Soon after entering the square I found myself crouched behind a makeshift barricade in the centre of the plaza about a hundred yards away from the lines of riot police. Next to me was a middle-aged womanstill carrying her leather handbag, standing tall and screaming at the police as teargas canisters exploded around us.
By 9.20pm the protesters were pushing south of Tahrir Square, up Quasr-El-Eini Street, closer and closer to the Parliament building. As blazing cars sent plumes of choking black smoke up into the air, fearless youngsters surged forward to hurl rocks while others ducked behind huge sheets of corrugated iron or ripped up sentry boxes.
Soon the riot police emerged on to the roof of a building overlooking the street and started firing down on the demonstrators. At about 10pm I was struck in the temple by a rubber bullet and was taken to the nearby French Institute Hospital.
Very little in life prepares you for the shock of being hit by a rubber bullet. This is going to sound ridiculous, but it feels like you have been struck by a golf ball, hit very hard straight at you. Blood poured down my face, but I was more shocked than in pain.
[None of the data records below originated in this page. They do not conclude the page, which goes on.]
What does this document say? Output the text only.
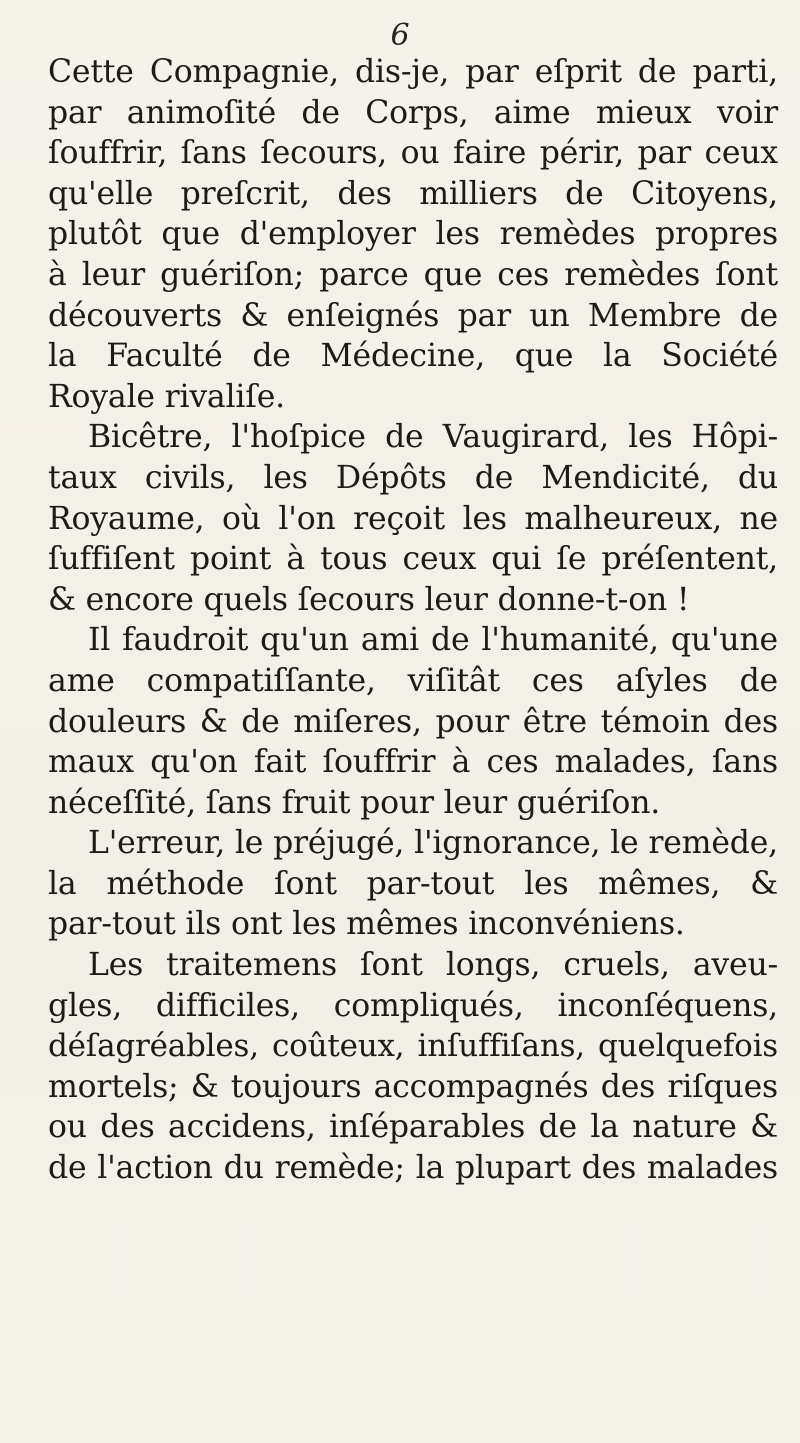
6
Cette Compagnie, dis-je, par eſprit de parti,
par animoſité de Corps, aime mieux voir
ſouffrir, ſans ſecours, ou faire périr, par ceux
qu'elle preſcrit, des milliers de Citoyens,
plutôt que d'employer les remèdes propres
à leur guériſon; parce que ces remèdes ſont
découverts & enſeignés par un Membre de
la Faculté de Médecine, que la Société
Royale rivaliſe.
Bicêtre, l'hoſpice de Vaugirard, les Hôpi-
taux civils, les Dépôts de Mendicité, du
Royaume, où l'on reçoit les malheureux, ne
ſuffiſent point à tous ceux qui ſe préſentent,
& encore quels ſecours leur donne-t-on !
Il faudroit qu'un ami de l'humanité, qu'une
ame compatiſſante, viſitât ces aſyles de
douleurs & de miſeres, pour être témoin des
maux qu'on fait ſouffrir à ces malades, ſans
néceſſité, ſans fruit pour leur guériſon.
L'erreur, le préjugé, l'ignorance, le remède,
la méthode ſont par-tout les mêmes, &
par-tout ils ont les mêmes inconvéniens.
Les traitemens ſont longs, cruels, aveu-
gles, difficiles, compliqués, inconſéquens,
déſagréables, coûteux, inſuffiſans, quelquefois
mortels; & toujours accompagnés des riſques
ou des accidens, inſéparables de la nature &
de l'action du remède; la plupart des malades
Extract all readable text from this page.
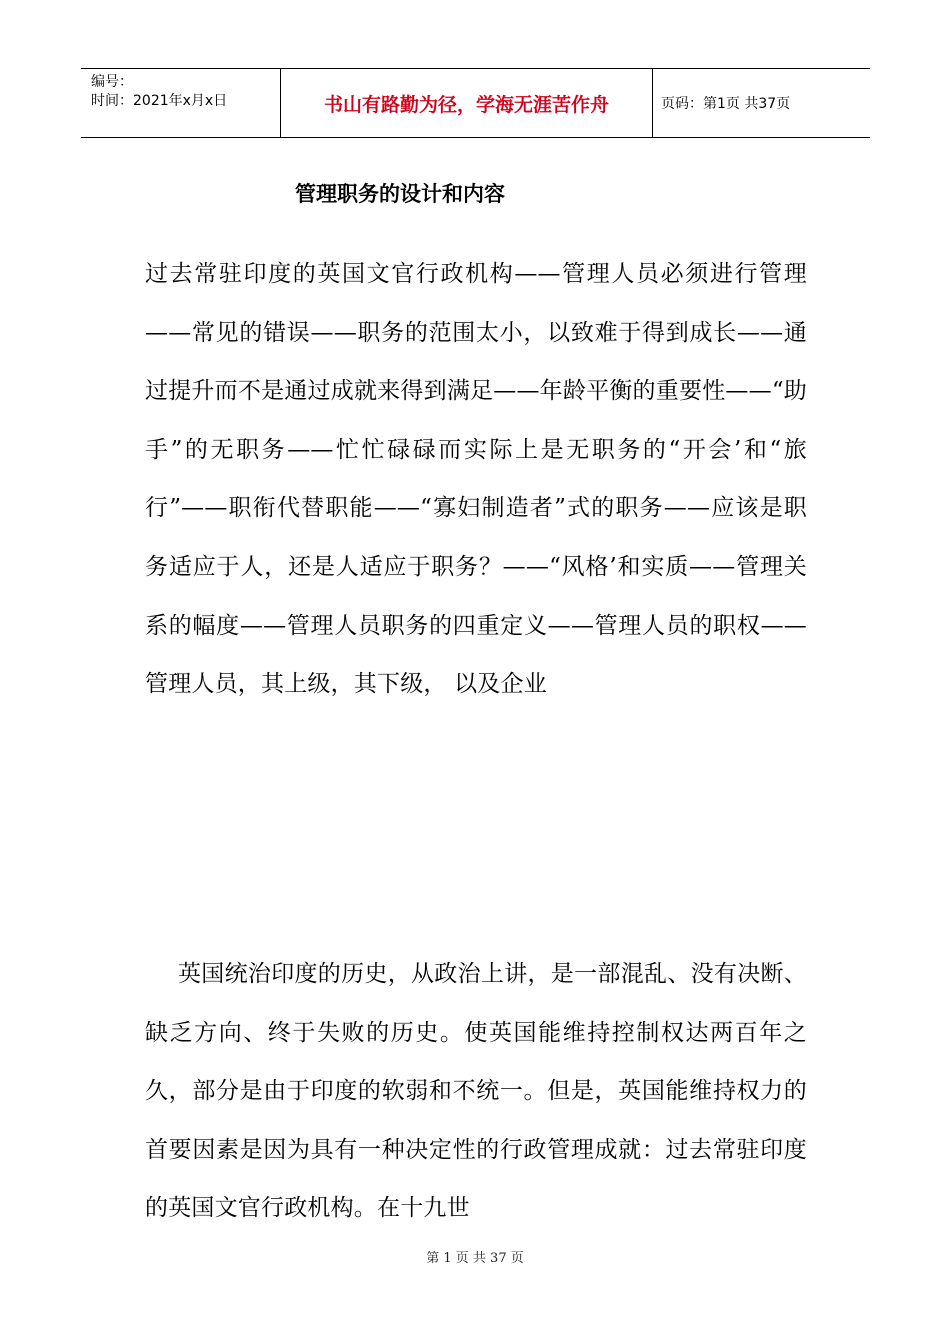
编号：
时间：2021年x月x日	书山有路勤为径，学海无涯苦作舟	页码：第1页 共37页
管理职务的设计和内容
过去常驻印度的英国文官行政机构——管理人员必须进行管理——常见的错误——职务的范围太小，以致难于得到成长——通过提升而不是通过成就来得到满足——年龄平衡的重要性——“助手”的无职务——忙忙碌碌而实际上是无职务的“开会’和“旅行”——职衔代替职能——“寡妇制造者”式的职务——应该是职务适应于人，还是人适应于职务？——“风格’和实质——管理关系的幅度——管理人员职务的四重定义——管理人员的职权——管理人员，其上级，其下级， 以及企业
英国统治印度的历史，从政治上讲，是一部混乱、没有决断、缺乏方向、终于失败的历史。使英国能维持控制权达两百年之久，部分是由于印度的软弱和不统一。但是，英国能维持权力的首要因素是因为具有一种决定性的行政管理成就：过去常驻印度的英国文官行政机构。在十九世
第 1 页 共 37 页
The scenes in the hospital were chaotic. Bare-chested men, their backs streaked with shotgun pellets, were being treated in the main arrival hallway. Car after car screeched up the gangway to the main entrance where limp, bloodstained men were unloaded and hauled into the hospital. Hysterical, screaming women cried out for their relatives, while doctors holding drips rushed critical patients through the corridors on clanking stretchers.
"It was like Hell," said Dr Ahmed Mawad, from the hospital's intensive care unit.
"There was a continuous flow of cases. Most of them were shotgun wounds, some were run over by cars and a few had serious burns. I've only ever seen things like this on television in other countries, but never in Egypt."
His colleague, Dr Nermine Ibrahim, was still working yesterday afternoon after beginning her shift at 11am on Friday. She said she had been "astonished" by the scenes she witnessed.
"I'm so depressed and so unhappy about all this mess," she added. "I don't know why we are still paying with our lives for freedom."